Target Zone Grant & Community Support Helps Revival Motors and Coffee Start Again

At its original location, Revival Motors & Coffee Co. was more than a motorcycle repair shop or cafe. It was a neighborhood hub for motorcycle enthusiasts of all stripes, including many who don’t fit the typical biker profile. That was intentional, according to co-founder Audrey Henley. “When you as a woman or any kind of young rider walk into a garage, you’re often ignored,” she notes. “There’s an assumption that you don’t know anything about your motorcycle. As a woman of color, I would find that a lot. We built this space for all kinds of riders, new, experienced, gay, straight, women. It was important that it focused on accepting all of them.”
Revival combined multiple passions of both Henley, executive director of Olympia Film Society, and her husband Jimmi Davies, a world-renowned coppersmith and one of a handful who still creates copper art by hand. Everything from the hardwood floors, originally from Olympia Knitting Mills, which later housed the iconic K records, to the wooden beams from Seattle’s Old Spaghetti Factory, where the couple had their first adult date, was imbued with history and meaning. “It was a perfect space that combined our aesthetic,” says Henley.
On December 15, 2021, that space and all it represented was lost when the neighboring Market Flats apartment complex, then under construction, caught fire. The blaze continued for nearly two days, and by the time it was under control, sixteen businesses and multiple historic buildings were either gone entirely or damaged. Henley and Davies arrived on the scene to find other business owners already there, staring at the remains of their livelihoods. “It was so awful,” she recalls. “You could hear the building caving in on itself and the sirens wailing. It was so surreal.”
While there is no replacing the personal and historic value of their original location, Henley and Davies have since reopened at a new location on 412 4th Ave with support from a GoFundMe campaign. They also received a Thurston County Target Zone Business Startup Grant through the Thurston Economic Development Council. The grant aims to address economic inequity by investing in the areas and people most vulnerable to the impacts of the COVID-19 pandemic. Applicants had to meet specific industry, housing cost or income-related criteria.

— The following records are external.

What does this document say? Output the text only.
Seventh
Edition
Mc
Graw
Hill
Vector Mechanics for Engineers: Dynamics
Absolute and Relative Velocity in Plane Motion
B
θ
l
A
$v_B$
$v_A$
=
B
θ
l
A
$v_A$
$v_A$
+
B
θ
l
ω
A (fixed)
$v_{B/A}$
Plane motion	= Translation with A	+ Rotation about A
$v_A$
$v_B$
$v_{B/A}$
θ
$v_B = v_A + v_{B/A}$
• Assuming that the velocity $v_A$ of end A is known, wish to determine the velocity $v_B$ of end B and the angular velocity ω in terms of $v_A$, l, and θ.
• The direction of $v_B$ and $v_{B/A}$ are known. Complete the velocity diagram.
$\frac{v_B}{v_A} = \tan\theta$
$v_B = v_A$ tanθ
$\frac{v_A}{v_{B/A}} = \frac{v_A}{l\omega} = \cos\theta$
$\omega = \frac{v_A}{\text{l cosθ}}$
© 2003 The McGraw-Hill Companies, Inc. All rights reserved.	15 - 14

“We congratulate Revival Motors & Coffee for being one of the awardees of the grant and look forward to their continued success in our community,” said Mayra Pena, BIPOC Business Community Liaison, Thurston Economic Development Council.
“The GoFundMe campaign and the Target Zone Grant have allowed us to put a down payment on a mid-century modern historic building on Union Ave in downtown Olympia,” says Henley. “It’s a former dry-cleaning business that has some environmental damage, so we’ll be doing some structural repairs. This helps us open our doors as both the coffee shop and the motorcycle garage.”
Once that happens, Revival Motors & Coffee will fully live up to its name, rising from the ashes to again serve as a gathering place for Olympia’s diverse biking community. “People have said they’ve felt like something was missing from their lives while we were closed,” Henley says. “We’ve had support from people who don’t even ride motorcycles.”